Part of the reason that I had split out the data by subplant was because this was the level at which we apply our data cleaning and imputation methodologies, so a single plant may use methods of different types.

However, there is probably a more efficient way to track these methodological inputs rather than keeping data at the subplant level in the final data. I suspect that if we output plant level data instead of subplant level data it would significantly reduce memory usage.

grgmiller commented 2 years ago

So after running the full data pipeline, I found that while outputs/cems_2020.csv is about 6.8 GB, the outputs/shaped_eia923_data_2020.csv file is 16.4 GB (!). Although the shaped EIA data accounts for < 10% of all emissions, it may contain a large number of small plants, making the file quite large.

This dataframe contains 78.9 million rows of data and 22 columns. Of these, about 14.1 million rows (17.9%) contain all zeros, and 1.9 million rows (2.4%) are NA. There are 9966 unique plant IDs in this data.

After thinking about this more, I am wondering if we should actually be assigning an hourly profile to each specific plant, or whether this provides a false sense of precision that may not be very helpful or accurate. For example, while each natural gas plant in this dataframe has different monthly data, the hourly shape assigned to all natural gas plants in the same BA will be the same.

Instead, it might be a better approach to aggregate all of the plants in monthly_eia_data_to_shape by fuel category and BA, so that we would only have hourly data for all of the non-CEMS reporting in accurate, while still representing the aggregate hourly profile of these generators. This should significantly reduce the size of this dataframe. One potential downside of this approach is that if only part of a plant reports to CEMS, then the plant-level data reported for that plant would be incomplete.

If taking this approach, we may want to come up with a synthetic plant id number so that these aggregated plants can consistently be identified. For example, we could create a 5-digit plant ID starting with 9 where the next two numbers identify the BA, and the final 2 numbers identify the fuel category. For example, if we said that ERCOT was 07 and natural gas was 01, then the synthetic plant ID would be 90701.

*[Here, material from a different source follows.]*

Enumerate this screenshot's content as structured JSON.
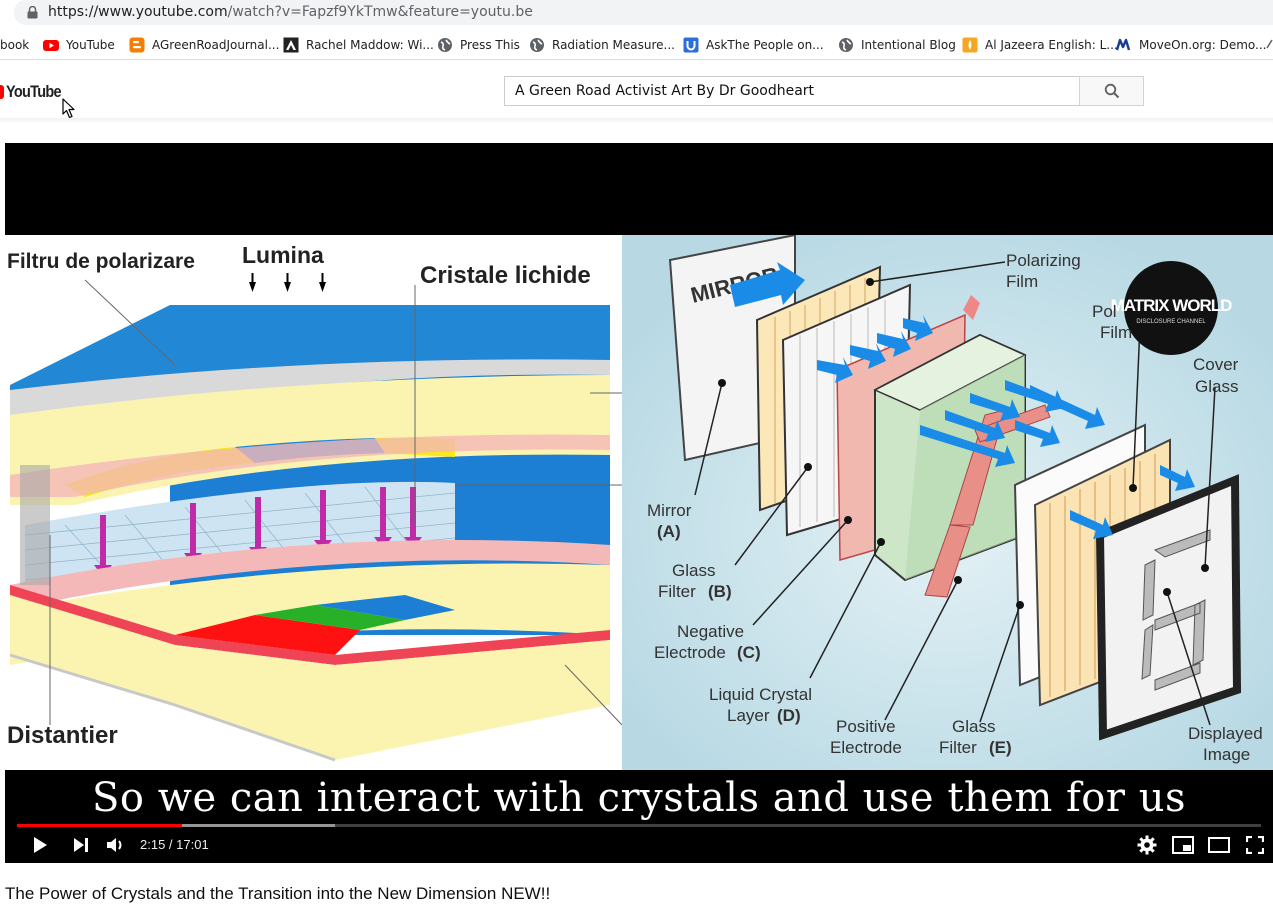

Another option which may help address this issue in the short term would be to not try and export plant-level data in the short run due to the size of the output data - we could potentially add this for a future release of the data.

Another option to reduce the size of the dataframe would be to limit the number of columns. We could potentially remove:

In summary:

gailin-p commented 2 years ago

I think it would be a good idea to report the plant-level data for non-CEMS plants in separate files, whether that eventually looks like individual profiles or BA-level aggregates, to reduce the possibility of confusion about the accuracy of that data.

For the first release, I think it's useful to report the plant-level hourly CEMS data, which is a small subset of the plants (only ~10% of plants report to CEMS) so shouldn't be a size issue. Sticking to just that data for the initial release would make it easier to communicate the certainty we have in the hourly profiles (pretty high for CEMS plants) and fix the size issue (with some refactoring to avoid making the non-CEMS plant hourly profiles into an in-memory dataframe), while still giving users access to a clean, net-generation version of CEMS data for plants where it's available.

One issue I see with relying on aggregates of non-CEMS plants to deal with size is that it removes options for other hourly profile allocation methods. If we want to explore methods like the load-based allocation you've proposed, we'll eventually need to handle hourly data for all the non-CEMS plants in the pipeline, even if we don't export it.

grgmiller commented 2 years ago

Ok so it sounds like what we might want to do is:

for results/plant_data:

I think for now, we may want to shape the monthly EIA data at the BA-fuel level. I agree that this closes options for other allocation methods, but we could re-implement plant-level shaping in future if needed. However, if we want to keep plant-level allocation, then we definitely need to implement dask at this step (and maybe we should just make the plunge and implement dask throughout the pipeline).